Published online 2009 May 15. doi: 10.1051/medsci/2009255439.

Le microenvironnement tumoral
Un nouveau paramètre pronostique dans le cancer du sein

Greg Finak,1 Julie Laferrièe,2* Michael Hallett,1,2 and Morag Park2,3

1McGill Center for Bioinformatics, Universitè McGill, Montrèal, Quèbec, Canada
2Rosalind and Morris Goodman Cancer Centre, Universitè McGill, 1160, avenue des Pins ouest, Montrèal, Quèbec H3A 1A3, Canada
3Dèpartement d’oncologie, Universitè McGill, Montrèal, Quèbec, Canada
Corresponding author.

MeSH keywords: Tumeurs du sein, Carcinome canalaire du sein, Femelle, Analyse de profil d'expression de gènes, Humains, Protéines tumorales, Réaction de polymérisation en chaîne, Valeur prédictive des tests, Pronostic, Cellules stromales, Marqueurs biologiques tumoraux

 

Le cancer du sein, particulièrement le carcinome canalaire infiltrant, est une maladie très hétérogène médicalement et histologiquement.
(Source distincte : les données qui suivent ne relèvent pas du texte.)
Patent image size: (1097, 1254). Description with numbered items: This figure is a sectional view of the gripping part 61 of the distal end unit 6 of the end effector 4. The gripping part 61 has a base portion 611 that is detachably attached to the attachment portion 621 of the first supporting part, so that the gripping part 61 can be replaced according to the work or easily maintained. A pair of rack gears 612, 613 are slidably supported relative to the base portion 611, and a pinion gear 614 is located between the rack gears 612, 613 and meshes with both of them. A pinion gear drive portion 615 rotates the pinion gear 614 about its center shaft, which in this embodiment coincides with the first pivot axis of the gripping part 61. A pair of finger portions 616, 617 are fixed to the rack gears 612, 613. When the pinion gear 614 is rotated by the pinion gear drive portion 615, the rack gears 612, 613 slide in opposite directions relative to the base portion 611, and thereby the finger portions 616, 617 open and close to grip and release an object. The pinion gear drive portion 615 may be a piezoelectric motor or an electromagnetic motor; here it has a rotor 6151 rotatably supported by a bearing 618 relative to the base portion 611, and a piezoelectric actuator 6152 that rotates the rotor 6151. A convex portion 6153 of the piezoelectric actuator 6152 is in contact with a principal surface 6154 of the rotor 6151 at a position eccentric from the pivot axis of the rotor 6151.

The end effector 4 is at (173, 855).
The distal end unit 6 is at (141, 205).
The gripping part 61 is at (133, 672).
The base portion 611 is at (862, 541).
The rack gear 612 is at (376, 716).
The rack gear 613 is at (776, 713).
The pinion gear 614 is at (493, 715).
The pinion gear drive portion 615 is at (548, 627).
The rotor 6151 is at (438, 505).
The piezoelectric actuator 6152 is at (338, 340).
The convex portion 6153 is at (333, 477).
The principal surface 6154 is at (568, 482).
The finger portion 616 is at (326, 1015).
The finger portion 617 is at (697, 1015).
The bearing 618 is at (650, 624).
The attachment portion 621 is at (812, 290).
Les études génomiques de tumeurs du sein ont permis de déceler de nouveaux sous-types moléculaires, notamment de type basal, exprimant HER2 (epidermal growth factor type II), ou luminal (sous-types A et B), qui se caractérisent par des profils d’expression génique uniques, ainsi que par des aberrations chromosomiques particulières [ 1, 2, 14, 15]. De multiples données tendent à indiquer que ces différences moléculaires influencent la réponse aux traitements, la progression tumorale, ainsi que le pronostic [ 3, 4]. Un degré de complexité supplémentaire est apporté par l’intervention du microenvironnement tumoral qui interagit avec les cellules cancéreuses et modifie plusieurs aspects du développement tumoral, notamment la croissance, l’angiogenèse, l’invasion, la formation de métastases, ainsi que l’échappement immunitaire [ 57]. Toutefois, peu d’études génomiques à grande échelle à partir d’échantillons cliniques de cancer du sein ont évalué l’impact du microenvironnement tumoral sur le pronostic [ 810].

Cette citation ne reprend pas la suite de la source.